Dear Car Talk | May 11, 2017

Dear Car Talk:

I recently replaced the inner and outer tie rod ends, ball joints, axles, CV joints, front tension strut bushings, and control arms (with bushings and ball joints) on both sides of my 1993 Ford Taurus GL. I also did a rough alignment afterward. The shock/strut assemblies were done earlier this year. I've since had the nagging feeling that I may have mixed up the left and right control arms before I installed them. I don't think they're interchangeable, because they have different part numbers (K8425 and K8427). How can I figure out now whether I switched them by mistake? -- Laura

This reminds me of the old adage about the criminal always returning to the scene of the crime, Laura. Like said criminal, I'd advise you not to go back there.

Actually, if you're lucky, there's still a decal on one or both of the control arms. Or maybe there's a part number stamped into the metal. You might be able to get under there and find a part number and confirm it that way.

But it's not easy to put them in on the wrong sides, Laura. I suppose if you really force it, you might be able to do it, but then the car would be almost impossible to drive. So if the car is driving more or less normally (or whatever counts as normal on a 1993 Taurus), you probably got it right.

If you want to be sure, take the car to an alignment shop. You definitely need an alignment anyway.

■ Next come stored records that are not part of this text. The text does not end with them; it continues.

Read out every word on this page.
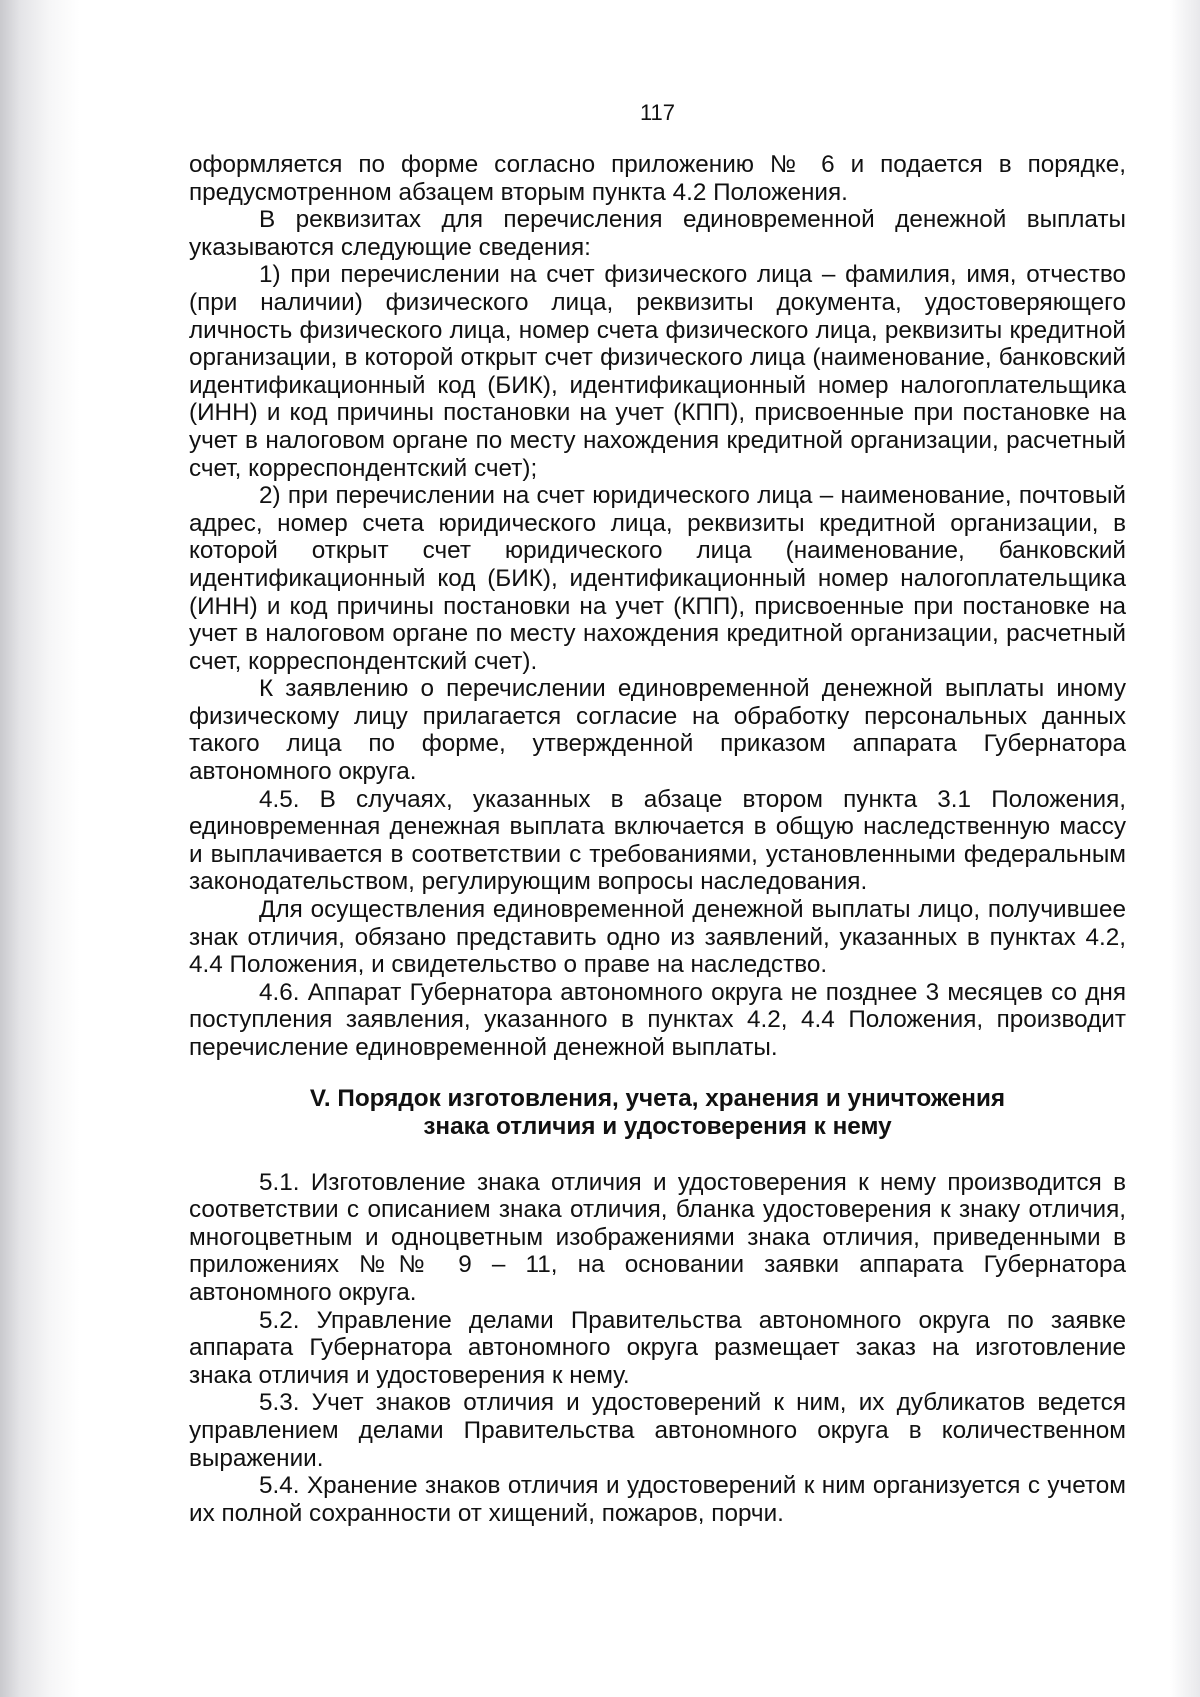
117

оформляется по форме согласно приложению № 6 и подается в порядке, предусмотренном абзацем вторым пункта 4.2 Положения.

В реквизитах для перечисления единовременной денежной выплаты указываются следующие сведения:

1) при перечислении на счет физического лица – фамилия, имя, отчество (при наличии) физического лица, реквизиты документа, удостоверяющего личность физического лица, номер счета физического лица, реквизиты кредитной организации, в которой открыт счет физического лица (наименование, банковский идентификационный код (БИК), идентификационный номер налогоплательщика (ИНН) и код причины постановки на учет (КПП), присвоенные при постановке на учет в налоговом органе по месту нахождения кредитной организации, расчетный счет, корреспондентский счет);

2) при перечислении на счет юридического лица – наименование, почтовый адрес, номер счета юридического лица, реквизиты кредитной организации, в которой открыт счет юридического лица (наименование, банковский идентификационный код (БИК), идентификационный номер налогоплательщика (ИНН) и код причины постановки на учет (КПП), присвоенные при постановке на учет в налоговом органе по месту нахождения кредитной организации, расчетный счет, корреспондентский счет).

К заявлению о перечислении единовременной денежной выплаты иному физическому лицу прилагается согласие на обработку персональных данных такого лица по форме, утвержденной приказом аппарата Губернатора автономного округа.

4.5. В случаях, указанных в абзаце втором пункта 3.1 Положения, единовременная денежная выплата включается в общую наследственную массу и выплачивается в соответствии с требованиями, установленными федеральным законодательством, регулирующим вопросы наследования.

Для осуществления единовременной денежной выплаты лицо, получившее знак отличия, обязано представить одно из заявлений, указанных в пунктах 4.2, 4.4 Положения, и свидетельство о праве на наследство.

4.6. Аппарат Губернатора автономного округа не позднее 3 месяцев со дня поступления заявления, указанного в пунктах 4.2, 4.4 Положения, производит перечисление единовременной денежной выплаты.

V. Порядок изготовления, учета, хранения и уничтожения
знака отличия и удостоверения к нему

5.1. Изготовление знака отличия и удостоверения к нему производится в соответствии с описанием знака отличия, бланка удостоверения к знаку отличия, многоцветным и одноцветным изображениями знака отличия, приведенными в приложениях №№ 9 – 11, на основании заявки аппарата Губернатора автономного округа.

5.2. Управление делами Правительства автономного округа по заявке аппарата Губернатора автономного округа размещает заказ на изготовление знака отличия и удостоверения к нему.

5.3. Учет знаков отличия и удостоверений к ним, их дубликатов ведется управлением делами Правительства автономного округа в количественном выражении.

5.4. Хранение знаков отличия и удостоверений к ним организуется с учетом их полной сохранности от хищений, пожаров, порчи.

A rough alignment -- where you look at the wheels and say, "Hmm, they're both pointing more or less in the same direction" -- isn't worth squat.

If the alignment shop is able to align the car, then you can rest easy, because there's no way they'll be able to align it if the control arms are on the wrong sides.

The only downside, I guess, is that you may expose yourself to potential ridicule. If you did somehow reverse everything, the guys at the shop may laugh at you. But at that point, you can either confess and take your lumps, or you can tell them you had it done at my shop, mumble something about "those morons," and throw us under the bus. Good luck, Laura.